Un perfil femenino falso como puerta de entrada
Los magistrados consideran probado que el acusado inició el contacto con la menor a través de un perfil femenino falso en Facebook. Las conversaciones arrancaron con un tono afectivo y fueron derivando hacia mensajes de contenido íntimo y sexual. El tribunal subraya que ese perfil falso no fue un detalle menor, sino «una pieza central» del plan del acusado: le permitió ganarse la confianza de la niña, mantener el contacto fuera del conocimiento de la familia y dirigir la relación, de forma progresiva, hacia encuentros presenciales.
Cuando la menor descubrió la verdadera identidad de quien manejaba esa cuenta, las conversaciones no se interrumpieron. El acusado pasó entonces a pedirle fotografías y vídeos y a concertar, según recoge la sentencia, «encuentros secretos» diseñados para que los familiares de ambos no se enteraran. Los abusos, que incluyeron actos sexuales reiterados en la propia vivienda del condenado, se prolongaron durante varias semanas entre septiembre y octubre de 2023.

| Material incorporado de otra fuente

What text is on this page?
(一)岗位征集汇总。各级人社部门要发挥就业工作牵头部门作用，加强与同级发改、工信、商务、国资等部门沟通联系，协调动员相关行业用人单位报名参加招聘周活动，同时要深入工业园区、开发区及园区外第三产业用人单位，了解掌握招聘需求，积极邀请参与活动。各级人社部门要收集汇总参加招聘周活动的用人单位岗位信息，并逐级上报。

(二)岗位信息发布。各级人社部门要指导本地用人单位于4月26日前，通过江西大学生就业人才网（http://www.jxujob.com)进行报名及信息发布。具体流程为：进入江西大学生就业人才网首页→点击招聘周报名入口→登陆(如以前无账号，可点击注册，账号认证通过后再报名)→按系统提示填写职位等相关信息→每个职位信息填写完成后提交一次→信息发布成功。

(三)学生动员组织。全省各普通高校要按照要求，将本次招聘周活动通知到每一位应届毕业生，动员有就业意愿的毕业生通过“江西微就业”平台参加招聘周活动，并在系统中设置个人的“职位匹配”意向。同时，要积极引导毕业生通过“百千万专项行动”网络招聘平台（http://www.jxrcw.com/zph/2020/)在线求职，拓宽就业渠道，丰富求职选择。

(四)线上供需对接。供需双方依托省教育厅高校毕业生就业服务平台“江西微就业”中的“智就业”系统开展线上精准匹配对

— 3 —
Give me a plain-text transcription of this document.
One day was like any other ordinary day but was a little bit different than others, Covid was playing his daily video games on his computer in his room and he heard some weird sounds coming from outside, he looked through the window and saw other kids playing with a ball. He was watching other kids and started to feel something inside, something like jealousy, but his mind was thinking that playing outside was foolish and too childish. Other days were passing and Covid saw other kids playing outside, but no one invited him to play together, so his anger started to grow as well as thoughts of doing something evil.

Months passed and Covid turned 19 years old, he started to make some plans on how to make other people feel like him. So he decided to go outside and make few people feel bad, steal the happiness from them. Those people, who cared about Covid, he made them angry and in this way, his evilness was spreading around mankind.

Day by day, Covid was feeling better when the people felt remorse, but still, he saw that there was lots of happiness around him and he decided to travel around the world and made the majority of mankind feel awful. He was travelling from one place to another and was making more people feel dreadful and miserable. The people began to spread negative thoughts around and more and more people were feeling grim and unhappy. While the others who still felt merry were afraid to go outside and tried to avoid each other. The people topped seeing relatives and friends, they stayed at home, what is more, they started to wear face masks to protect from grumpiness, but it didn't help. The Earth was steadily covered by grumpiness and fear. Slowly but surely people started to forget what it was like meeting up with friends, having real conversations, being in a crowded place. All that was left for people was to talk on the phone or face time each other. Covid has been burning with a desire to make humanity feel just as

La defensa argumentó que la menor había aceptado mantener una relación sentimental, que había participado en el intercambio de mensajes afectivos y que en alguna ocasión había actuado por iniciativa propia. La Audiencia rechaza ese argumento de forma contundente. El fallo recuerda que «los hechos no pueden presentarse como una relación sentimental entre iguales», dado que la diferencia de edad entre ambos era de casi cuatro décadas, y que el acusado ocupaba una posición de confianza frente a la familia de la niña. El tribunal añade que el condenado «conocía perfectamente a la niña y a su familia», lo que descarta cualquier posible error sobre la edad de la víctima.
La prueba digital, clave para sostener la condena
La Sala considera que el relato de la víctima fue estable a lo largo de todo el procedimiento. Las pequeñas variaciones que se detectaron en su declaración se explican, a juicio del tribunal, por su edad, por la reiteración de los episodios sufridos, por el paso del tiempo y por la dificultad emocional que supone narrar hechos de naturaleza sexual. Además, el testimonio de la menor no quedó aislado: estaba respaldado por prueba digital obtenida en redes sociales y dispositivos electrónicos.
La Policía recuperó conversaciones, fotografías y vídeos de los teléfonos y dispositivos utilizados por ambos. Algunos de esos archivos habían sido borrados, tanto del teléfono del acusado como de la tablet de la menor, pero los investigadores lograron recuperarlos. Esa evidencia técnica resultó determinante para que los magistrados consideraran acreditados los hechos.
El fallo es igualmente rotundo al rechazar la tesis de que la ausencia de violencia física pueda neutralizar la responsabilidad penal. El tribunal recuerda que, al tratarse de una víctima menor de 16 años, el delito existe con independencia de que no se ejerciera violencia o de que no hubiera resistencia por parte de la niña. «El adulto tenía la obligación de abstenerse de cualquier contacto sexual», concluye la sentencia.
La relación entre ambas familias era estrecha: compartían visitas y actividades, y la menor frecuentaba el domicilio del acusado con total normalidad. Ese entorno de confianza fue, según el tribunal, el factor que facilitó el acceso del condenado a la víctima durante meses sin levantar sospechas.
La Audiencia Provincial de Santa Cruz de Tenerife ha dictado sentencia firme en primera instancia. El condenado podrá recurrir ante el Tribunal Superior de Justicia de Canarias. La acusación particular también está en condiciones de impugnar la pena si considera que no se ajusta a lo solicitado. La indemnización de 50.000 euros a favor de la víctima queda establecida desde este momento, con independencia del resultado de un eventual recurso.